SOUNDNESS
,—in a horse, is of such extensive meaning, and infinite importance to the sporting world, to dealers in horses, and to individual purchasers, that it is exceedingly necessary some criterion should be fixed by which its present undefined meaning should be more properly and more equitably understood; for want of which, more litigation is carried into the Courts at Westminster for the emolument and amusement of the Gentlemen of the Long-robe, than any other subject whatever, the constantly increasing evil of crim. con. excepted. The general custom between BUYER and SELLER is precisely this; the horse is sold with or without certain conditions in respect to SOUNDNESS, and this is done by what is called a WARRANTY on the part of the seller thus: "He is warranted perfectly sound, free from vice or blemish, and quiet to ride, or draw," as either or both the latter may happen to be. A horse sold without a warranty, and taken as he is, is then purchased (and the purchase abided by) with all faults, and cannot be returned under any plea whatever, unless he can be proved to have been glandered at the time of purchase, in which state no horse can be legally sold.
In the strict and equitable sense of the word, a horse, to be perfectly sound, should be completely perfect: he should have no obstruction to sight, no impediment to action, but be in an acknowledged slate of natural purity; neither diseased, lame, blind, or broken-winded: he should not only be free from impediment at the time of sale, but bona fide never known to have been otherwise. Some there are who support a different opinion, and conceive (or pretend so to do) that a horse may be sold warranted perfectly sound, after he has recovered from a palpable lameness: those should recollect, that such horse is always liable to a relapse, or repetition of the injury; and whoever becomes so obstinate as to defend an action brought under such circumstance, will certainly feel the mortification of having a VERDICT pronounced against him, so soon as sufficient evidence has proved such horse to have been lame at any time whatever previous to the purchase.

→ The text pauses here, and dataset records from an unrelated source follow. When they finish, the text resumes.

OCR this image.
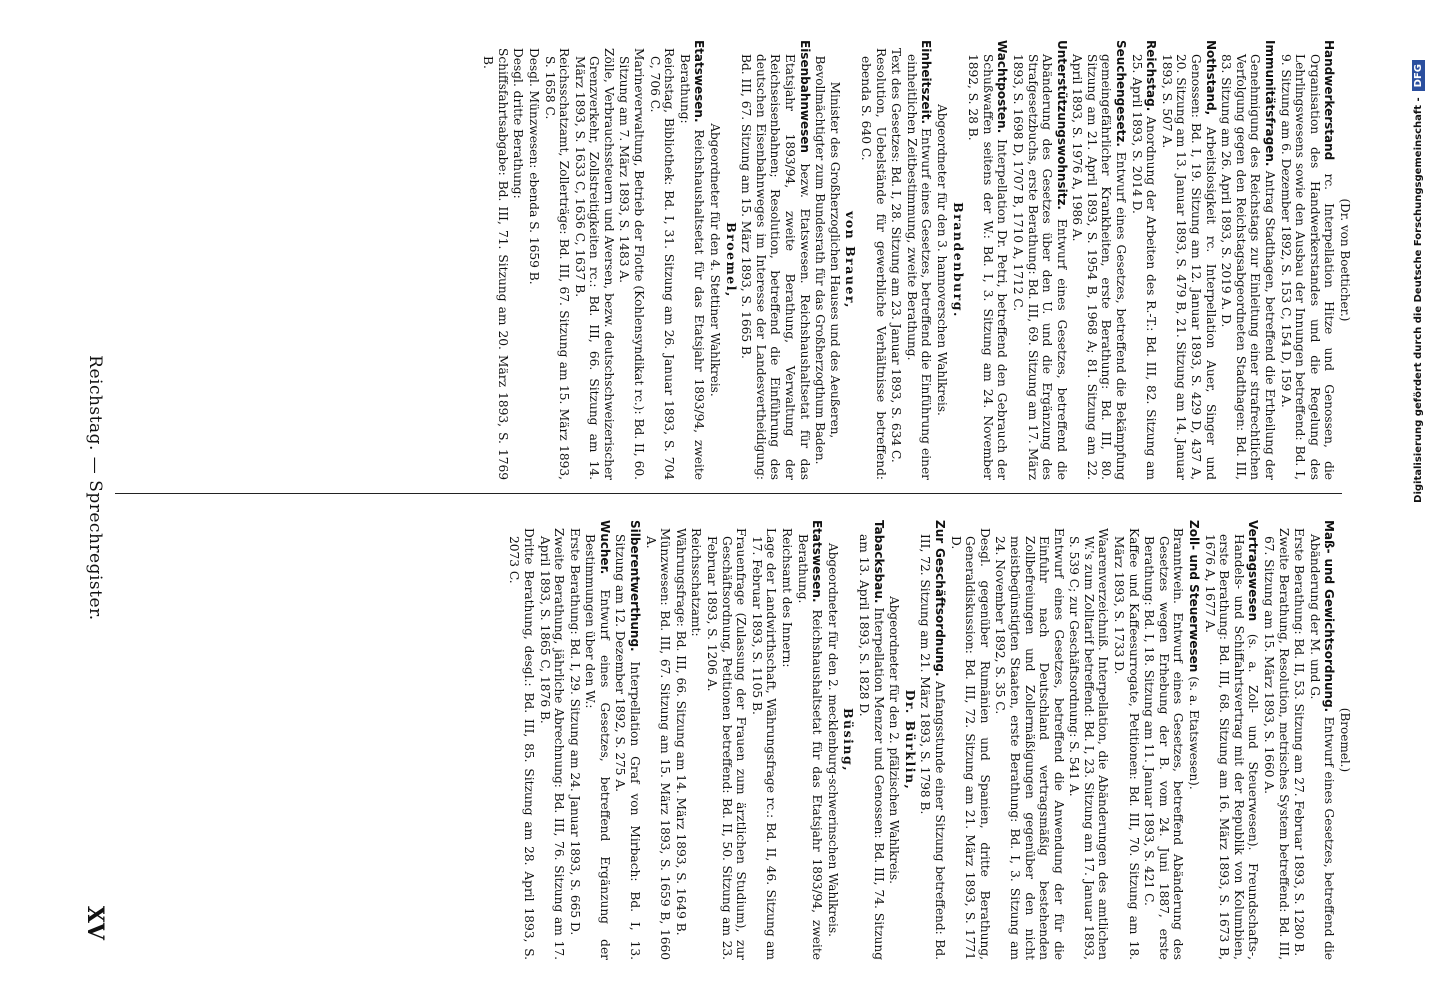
Reichstag. — Sprechregister.
XV

(Dr. von Boetticher.)

Handwerkerstand rc. Interpellation Hitze und Genossen, die Organisation des Handwerkerstandes und die Regelung des Lehrlingswesens sowie den Ausbau der Innungen betreffend: Bd. I, 9. Sitzung am 6. Dezember 1892, S. 153 C, 154 D, 159 A.

Immunitätsfragen. Antrag Stadthagen, betreffend die Ertheilung der Genehmigung des Reichstags zur Einleitung einer strafrechtlichen Verfolgung gegen den Reichstagsabgeordneten Stadthagen: Bd. III, 83. Sitzung am 26. April 1893, S. 2019 A. D.

Nothstand, Arbeitslosigkeit rc. Interpellation Auer, Singer und Genossen: Bd. I, 19. Sitzung am 12. Januar 1893, S. 429 D, 437 A, 20. Sitzung am 13. Januar 1893, S. 479 B, 21. Sitzung am 14. Januar 1893, S. 507 A.

Reichstag. Anordnung der Arbeiten des R.-T.: Bd. III, 82. Sitzung am 25. April 1893, S. 2014 D.

Seuchengesetz. Entwurf eines Gesetzes, betreffend die Bekämpfung gemeingefährlicher Krankheiten, erste Berathung: Bd. III, 80. Sitzung am 21. April 1893, S. 1954 B, 1968 A; 81. Sitzung am 22. April 1893, S. 1976 A, 1986 A.

Unterstützungswohnsitz. Entwurf eines Gesetzes, betreffend die Abänderung des Gesetzes über den U. und die Ergänzung des Strafgesetzbuchs, erste Berathung: Bd. III, 69. Sitzung am 17. März 1893, S. 1698 D, 1707 B, 1710 A, 1712 C.

Wachtposten. Interpellation Dr. Petri, betreffend den Gebrauch der Schußwaffen seitens der W.: Bd. I, 3. Sitzung am 24. November 1892, S. 28 B.

Brandenburg.

Abgeordneter für den 3. hannoverschen Wahlkreis.

Einheitszeit. Entwurf eines Gesetzes, betreffend die Einführung einer einheitlichen Zeitbestimmung, zweite Berathung.

Text des Gesetzes: Bd. I, 28. Sitzung am 23. Januar 1893, S. 634 C.

Resolution, Uebelstände für gewerbliche Verhältnisse betreffend: ebenda S. 640 C.

von Brauer,

Minister des Großherzoglichen Hauses und des Aeußeren, Bevollmächtigter zum Bundesrath für das Großherzogthum Baden.

Eisenbahnwesen bezw. Etatswesen. Reichshaushaltsetat für das Etatsjahr 1893/94, zweite Berathung, Verwaltung der Reichseisenbahnen; Resolution, betreffend die Einführung des deutschen Eisenbahnweges im Interesse der Landesvertheidigung: Bd. III, 67. Sitzung am 15. März 1893, S. 1665 B.

Broemel,

Abgeordneter für den 4. Stettiner Wahlkreis.

Etatswesen. Reichshaushaltsetat für das Etatsjahr 1893/94, zweite Berathung:

Reichstag, Bibliothek: Bd. I, 31. Sitzung am 26. Januar 1893, S. 704 C, 706 C.

Marineverwaltung, Betrieb der Flotte (Kohlensyndikat rc.): Bd. II, 60. Sitzung am 7. März 1893, S. 1483 A.

Zölle, Verbrauchssteuern und Aversen, bezw. deutschschweizerischer Grenzverkehr, Zollstreitigkeiten rc.: Bd. III, 66. Sitzung am 14. März 1893, S. 1633 C, 1636 C, 1637 B.

Reichsschatzamt, Zollerträge: Bd. III, 67. Sitzung am 15. März 1893, S. 1658 C.

Desgl. Münzwesen: ebenda S. 1659 B.

Desgl. dritte Berathung:

Schiffsfahrtsabgabe: Bd. III, 71. Sitzung am 20. März 1893, S. 1769 B.

(Broemel.)

Maß- und Gewichtsordnung. Entwurf eines Gesetzes, betreffend die Abänderung der M. und G.

Erste Berathung: Bd. II, 53. Sitzung am 27. Februar 1893, S. 1280 B.

Zweite Berathung, Resolution, metrisches System betreffend: Bd. III, 67. Sitzung am 15. März 1893, S. 1660 A.

Vertragswesen (s. a. Zoll- und Steuerwesen). Freundschafts-, Handels- und Schiffahrtsvertrag mit der Republik von Kolumbien, erste Berathung: Bd. III, 68. Sitzung am 16. März 1893, S. 1673 B, 1676 A, 1677 A.

Zoll- und Steuerwesen (s. a. Etatswesen).

Branntwein. Entwurf eines Gesetzes, betreffend Abänderung des Gesetzes wegen Erhebung der B. vom 24. Juni 1887, erste Berathung: Bd. I, 18. Sitzung am 11. Januar 1893, S. 421 C.

Kaffee und Kaffeesurrogate, Petitionen: Bd. III, 70. Sitzung am 18. März 1893, S. 1733 D.

Waarenverzeichniß. Interpellation, die Abänderungen des amtlichen W.'s zum Zolltarif betreffend: Bd. I, 23. Sitzung am 17. Januar 1893, S. 539 C; zur Geschäftsordnung: S. 541 A.

Entwurf eines Gesetzes, betreffend die Anwendung der für die Einfuhr nach Deutschland vertragsmäßig bestehenden Zollbefreiungen und Zollermäßigungen gegenüber den nicht meistbegünstigten Staaten, erste Berathung: Bd. I, 3. Sitzung am 24. November 1892, S. 35 C.

Desgl. gegenüber Rumänien und Spanien, dritte Berathung, Generaldiskussion: Bd. III, 72. Sitzung am 21. März 1893, S. 1771 D.

Zur Geschäftsordnung. Anfangsstunde einer Sitzung betreffend: Bd. III, 72. Sitzung am 21. März 1893, S. 1798 B.

Dr. Bürklin,

Abgeordneter für den 2. pfälzischen Wahlkreis.

Tabacksbau. Interpellation Menzer und Genossen: Bd. III, 74. Sitzung am 13. April 1893, S. 1828 D.

Büsing,

Abgeordneter für den 2. mecklenburg-schwerinschen Wahlkreis.

Etatswesen. Reichshaushaltsetat für das Etatsjahr 1893/94, zweite Berathung.

Reichsamt des Innern:

Lage der Landwirthschaft, Währungsfrage rc.: Bd. II, 46. Sitzung am 17. Februar 1893, S. 1105 B.

Frauenfrage (Zulassung der Frauen zum ärztlichen Studium), zur Geschäftsordnung, Petitionen betreffend: Bd. II, 50. Sitzung am 23. Februar 1893, S. 1206 A.

Reichsschatzamt:

Währungsfrage: Bd. III, 66. Sitzung am 14. März 1893, S. 1649 B.

Münzwesen: Bd. III, 67. Sitzung am 15. März 1893, S. 1659 B, 1660 A.

Silberentwerthung. Interpellation Graf von Mirbach: Bd. I, 13. Sitzung am 12. Dezember 1892, S. 275 A.

Wucher. Entwurf eines Gesetzes, betreffend Ergänzung der Bestimmungen über den W.:

Erste Berathung: Bd. I, 29. Sitzung am 24. Januar 1893, S. 665 D.

Zweite Berathung, jährliche Abrechnung: Bd. III, 76. Sitzung am 17. April 1893, S. 1865 C, 1876 B.

Dritte Berathung, desgl.: Bd. III, 85. Sitzung am 28. April 1893, S. 2073 C.

Digitalisierung gefördert durch die Deutsche Forschungsgemeinschaft -
DFG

Some years since, a late Lord Chief Justice of the Court of King's Bench laid it down as a rule, and promulgated the opinion, from the bench during a trial then pending, that TWENTY POUNDS was a good and sufficient price for a SOUND HORSE; and whether a warranty was or was not given, was totally immaterial: that sum implied a warranty, not only for the horse's soundness at the time of his being then sold, but that he should continue so for at least three months afterwards; a declaration so truly ridiculous in itself, and so void of every principle of equity, that any man, to make it now, would lay indisputable claim to the appellation of FOOL or MADMAN.